Rédaction: Africa Eye (Avec AFP)
Vingt-huit personnes, parmi lesquelles des femmes et des enfants, ont été enlevées dimanche soir par des hommes armés alors qu’elles se rendaient à une fête musulmane dans le centre du Nigeria, selon un rapport de sécurité consulté par l’AFP.
Les faits se sont produits le 21 décembre, près du village de Zak, dans l’État du Plateau. D’après le document, préparé pour les Nations unies, le groupe se rendait à un rassemblement marquant le Maouloud, célébration de la naissance du prophète Mahomet, lorsque leur véhicule a été intercepté par des hommes armés. Une enquête policière a été ouverte, précise le rapport.
Contactée par l’AFP, la police de l’État du Plateau n’a pas immédiatement réagi.
Cet enlèvement intervient le jour même de la libération de 130 élèves, derniers membres d’un groupe de 250 enfants kidnappés un mois plus tôt dans une école catholique du nord du pays.
Le Nigeria, pays le plus peuplé d’Afrique avec environ 230 millions d’habitants, fait face depuis novembre à une recrudescence des attaques et des enlèvements. Les autorités nigérianes et plusieurs analystes indépendants rejettent toutefois l’idée d’une persécution religieuse ciblée, régulièrement évoquée à l’étranger, estimant que l’insécurité est avant tout liée à des facteurs criminels et sécuritaires complexes.
Le pays est confronté à de multiples menaces, allant des groupes jihadistes actifs dans le nord-est aux gangs criminels opérant dans le nord-ouest. L’Organisation des Nations unies a récemment mis en garde contre une augmentation des enlèvements de masse, visant notamment des écoliers et, dans certains cas, des fidèles dans des lieux de culte.

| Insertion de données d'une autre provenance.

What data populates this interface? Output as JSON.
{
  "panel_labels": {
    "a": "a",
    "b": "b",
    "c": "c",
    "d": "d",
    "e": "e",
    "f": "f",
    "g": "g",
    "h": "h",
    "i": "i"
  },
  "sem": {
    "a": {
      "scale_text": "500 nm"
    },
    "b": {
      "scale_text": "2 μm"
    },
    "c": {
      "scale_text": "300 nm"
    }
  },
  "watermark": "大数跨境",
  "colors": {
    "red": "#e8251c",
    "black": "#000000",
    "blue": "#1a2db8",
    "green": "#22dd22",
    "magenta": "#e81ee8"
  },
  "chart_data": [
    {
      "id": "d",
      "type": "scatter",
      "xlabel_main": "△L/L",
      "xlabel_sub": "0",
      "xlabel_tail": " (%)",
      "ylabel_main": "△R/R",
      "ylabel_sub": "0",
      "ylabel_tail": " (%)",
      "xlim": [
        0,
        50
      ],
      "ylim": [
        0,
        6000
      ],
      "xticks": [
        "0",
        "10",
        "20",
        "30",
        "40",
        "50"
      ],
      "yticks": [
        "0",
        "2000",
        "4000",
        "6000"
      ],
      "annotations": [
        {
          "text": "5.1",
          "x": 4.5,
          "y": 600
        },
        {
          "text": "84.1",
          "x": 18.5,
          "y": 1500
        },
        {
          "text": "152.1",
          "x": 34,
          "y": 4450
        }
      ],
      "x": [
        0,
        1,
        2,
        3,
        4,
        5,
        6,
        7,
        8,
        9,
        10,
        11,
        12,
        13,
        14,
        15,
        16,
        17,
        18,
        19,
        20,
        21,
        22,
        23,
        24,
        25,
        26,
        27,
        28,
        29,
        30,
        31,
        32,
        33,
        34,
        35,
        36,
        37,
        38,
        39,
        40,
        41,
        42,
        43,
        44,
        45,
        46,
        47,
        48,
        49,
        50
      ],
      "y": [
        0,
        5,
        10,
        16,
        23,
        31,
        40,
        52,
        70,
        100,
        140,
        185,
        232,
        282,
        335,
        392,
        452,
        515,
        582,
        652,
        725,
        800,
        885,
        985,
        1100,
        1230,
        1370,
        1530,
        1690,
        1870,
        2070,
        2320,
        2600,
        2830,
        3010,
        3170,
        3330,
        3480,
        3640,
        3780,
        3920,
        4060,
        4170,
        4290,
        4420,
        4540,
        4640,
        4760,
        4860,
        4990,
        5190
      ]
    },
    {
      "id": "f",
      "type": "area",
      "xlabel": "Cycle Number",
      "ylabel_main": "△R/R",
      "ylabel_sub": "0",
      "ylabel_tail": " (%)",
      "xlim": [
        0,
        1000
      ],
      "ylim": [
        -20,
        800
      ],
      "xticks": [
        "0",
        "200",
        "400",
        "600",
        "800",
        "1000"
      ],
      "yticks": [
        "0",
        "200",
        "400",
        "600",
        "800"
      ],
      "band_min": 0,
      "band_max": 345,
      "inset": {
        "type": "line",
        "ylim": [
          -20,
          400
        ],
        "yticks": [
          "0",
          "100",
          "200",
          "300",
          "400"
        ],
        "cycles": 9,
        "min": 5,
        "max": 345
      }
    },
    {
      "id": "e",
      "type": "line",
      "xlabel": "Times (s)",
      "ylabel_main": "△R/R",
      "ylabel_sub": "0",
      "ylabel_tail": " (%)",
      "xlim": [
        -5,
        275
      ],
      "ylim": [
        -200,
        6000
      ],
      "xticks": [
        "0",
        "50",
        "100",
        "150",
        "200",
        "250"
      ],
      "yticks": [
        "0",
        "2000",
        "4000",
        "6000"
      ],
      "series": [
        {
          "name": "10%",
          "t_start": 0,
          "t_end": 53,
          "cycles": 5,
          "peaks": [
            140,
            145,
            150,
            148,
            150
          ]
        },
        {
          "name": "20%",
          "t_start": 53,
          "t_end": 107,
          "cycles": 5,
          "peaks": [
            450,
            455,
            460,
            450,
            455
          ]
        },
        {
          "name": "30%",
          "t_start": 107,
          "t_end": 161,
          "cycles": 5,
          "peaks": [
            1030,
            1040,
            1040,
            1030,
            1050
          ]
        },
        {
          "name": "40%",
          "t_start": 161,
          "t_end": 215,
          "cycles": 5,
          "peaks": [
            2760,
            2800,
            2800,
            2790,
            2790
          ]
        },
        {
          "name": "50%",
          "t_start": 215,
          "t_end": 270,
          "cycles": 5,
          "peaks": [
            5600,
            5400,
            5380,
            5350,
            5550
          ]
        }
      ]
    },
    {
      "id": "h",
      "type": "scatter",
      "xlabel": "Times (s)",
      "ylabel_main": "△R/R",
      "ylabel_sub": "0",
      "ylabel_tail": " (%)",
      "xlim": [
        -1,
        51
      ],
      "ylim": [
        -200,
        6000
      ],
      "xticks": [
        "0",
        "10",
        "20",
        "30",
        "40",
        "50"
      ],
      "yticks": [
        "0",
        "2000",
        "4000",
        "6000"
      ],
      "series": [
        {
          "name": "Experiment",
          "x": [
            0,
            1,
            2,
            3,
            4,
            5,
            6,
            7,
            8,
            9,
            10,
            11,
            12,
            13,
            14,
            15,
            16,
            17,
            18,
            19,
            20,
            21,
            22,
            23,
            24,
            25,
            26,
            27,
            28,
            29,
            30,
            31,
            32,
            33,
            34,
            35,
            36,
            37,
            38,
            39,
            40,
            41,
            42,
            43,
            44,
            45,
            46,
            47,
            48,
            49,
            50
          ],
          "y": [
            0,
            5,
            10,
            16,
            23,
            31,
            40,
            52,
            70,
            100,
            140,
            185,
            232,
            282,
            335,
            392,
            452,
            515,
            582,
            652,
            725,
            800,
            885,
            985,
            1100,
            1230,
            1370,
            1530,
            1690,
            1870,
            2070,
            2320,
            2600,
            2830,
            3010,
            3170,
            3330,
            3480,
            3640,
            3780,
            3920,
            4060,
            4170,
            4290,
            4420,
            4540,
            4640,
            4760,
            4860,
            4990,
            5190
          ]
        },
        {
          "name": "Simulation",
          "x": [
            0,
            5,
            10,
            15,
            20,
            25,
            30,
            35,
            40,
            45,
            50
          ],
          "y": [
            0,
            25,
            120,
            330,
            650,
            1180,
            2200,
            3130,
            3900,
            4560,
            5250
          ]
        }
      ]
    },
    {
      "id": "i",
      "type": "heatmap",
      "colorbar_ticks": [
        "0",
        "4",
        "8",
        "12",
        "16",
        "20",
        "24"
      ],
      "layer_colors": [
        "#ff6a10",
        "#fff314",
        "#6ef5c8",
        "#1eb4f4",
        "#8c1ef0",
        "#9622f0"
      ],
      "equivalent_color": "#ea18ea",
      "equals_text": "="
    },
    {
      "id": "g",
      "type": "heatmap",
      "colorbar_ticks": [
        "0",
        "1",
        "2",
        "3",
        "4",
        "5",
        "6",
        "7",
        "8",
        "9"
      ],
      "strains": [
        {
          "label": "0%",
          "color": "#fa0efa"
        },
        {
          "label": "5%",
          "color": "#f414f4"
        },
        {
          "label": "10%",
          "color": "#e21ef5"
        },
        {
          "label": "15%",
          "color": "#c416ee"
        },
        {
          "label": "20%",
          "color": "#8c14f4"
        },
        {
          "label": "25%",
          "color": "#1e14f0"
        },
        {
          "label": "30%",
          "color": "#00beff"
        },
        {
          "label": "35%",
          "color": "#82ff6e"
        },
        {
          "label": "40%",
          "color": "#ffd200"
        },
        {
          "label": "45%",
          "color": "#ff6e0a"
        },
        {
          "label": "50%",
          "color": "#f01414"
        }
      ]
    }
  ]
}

Le phénomène des enlèvements contre rançon, apparu à grande échelle en 2014 avec le rapt de près de 300 lycéennes à Chibok par le groupe jihadiste Boko Haram, s’est progressivement transformé en une activité criminelle structurée et lucrative. Selon un rapport récent du cabinet SBM Intelligence, basé à Lagos, ces enlèvements auraient généré environ 1,66 million de dollars entre juillet 2024 et juin 2025.